Mario Monteforte Toledo es el gran humanista, el gran embajador del humanismo que yo quiero recordar hoy en la noche, pura realeza terrícola, individual, un hombre del renacimiento, como ya le escuché decir alguna vez a Gerardo Guinea. No olvidaré al columnista, al portador de los valores universales: libertad, solidaridad, justicia, crítica entendida como destrucción de todas las supersticiones sociales. No olvidaré al escritor de ficción, al amante de Bradbury, al exaltado abogado de la imaginación y la creatividad. No olvidaré al crítico de arte: el cultor de la belleza en todas sus formas: la física, la femenina, la artística, la gastronómica... No olvidaré sobre todo al vitalista: al hombre celular del aquí y del ahora, que vivió y murió sin remordimiento alguno.

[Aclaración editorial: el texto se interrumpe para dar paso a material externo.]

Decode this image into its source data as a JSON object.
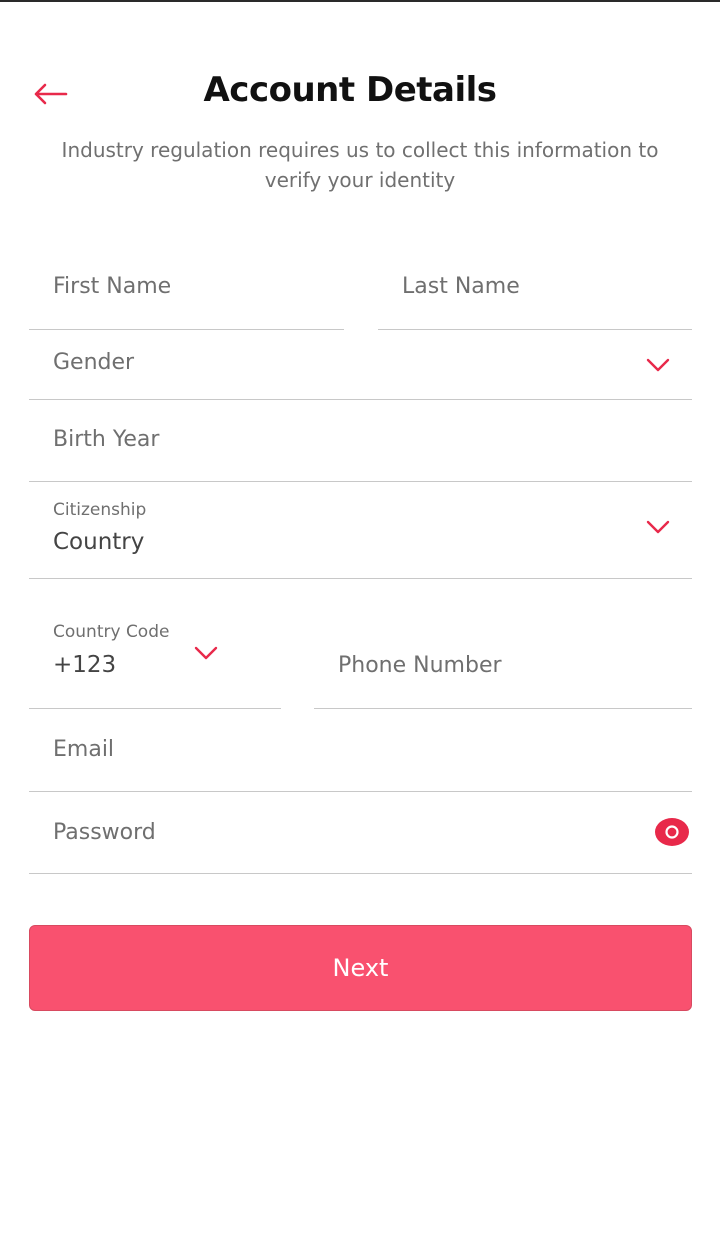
{
  "header": {
    "title": "Account Details",
    "subtitle": "Industry regulation requires us to collect this information to verify your identity",
    "back_icon": "arrow-left-icon"
  },
  "form": {
    "first_name": {
      "placeholder": "First Name"
    },
    "last_name": {
      "placeholder": "Last Name"
    },
    "gender": {
      "placeholder": "Gender",
      "icon": "chevron-down-icon"
    },
    "birth_year": {
      "placeholder": "Birth Year"
    },
    "citizenship": {
      "label": "Citizenship",
      "value": "Country",
      "icon": "chevron-down-icon"
    },
    "country_code": {
      "label": "Country Code",
      "value": "+123",
      "icon": "chevron-down-icon"
    },
    "phone": {
      "placeholder": "Phone Number"
    },
    "email": {
      "placeholder": "Email"
    },
    "password": {
      "placeholder": "Password",
      "icon": "eye-icon"
    }
  },
  "actions": {
    "next_label": "Next"
  },
  "colors": {
    "accent": "#f9516f",
    "accent_icon": "#e8294a",
    "placeholder": "#6f6f6f",
    "divider": "#c8c8c8"
  }
}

Qué bueno que el concurso que lleva su nombre sigue existiendo. Los concursos son los rituales de la cultura. ¿Por qué estamos aquí? Nos estamos calentando alrededor de la hoguera de la literatura. Nuestros corazones fríos lo necesitan. Pero más no sabemos. ¿Qué papel tiene la poesía en la salvación? No tengo idea. Entre más escribo, menos la entiendo, y más la necesito. Puedo decir que la poesía es el canal que nos permite comunicarnos con el Dios que está por encima de Dios… Puedo decir también que solamente la poesía, entendida como el relámpago primordial o Divina Inspiración o Espíritu Santo, puede unificarnos la conciencia… pero estaría haciendo otra vez poesía. Prefiero quedarme con una frase que aprecio bastante, de Pedro Salinas: la poesía se explica sola; si no, no se explica. Estamos todos sentados alrededor del fuego, de esta biblioteca que arde desde el origen de la creación, nadie sabe muy bien por qué, y las preguntas de nada sirven, ni siquiera sirven para avivar este incendio. El niño contempla extasiado las formas del humo, que se trenzan hasta el final de los tiempos. Es su pecho lo que está en llamas.
El Diccionario Esotérico está dedicado a todas las formas femeninas que me han dado refugio. Mi abuela, mi madre, mi esposa, mi escuela, mi universidad, mi vida, etc.
Yo también he tenido mis teofanías, como Phillip K. Dick en jornadas estentóreas.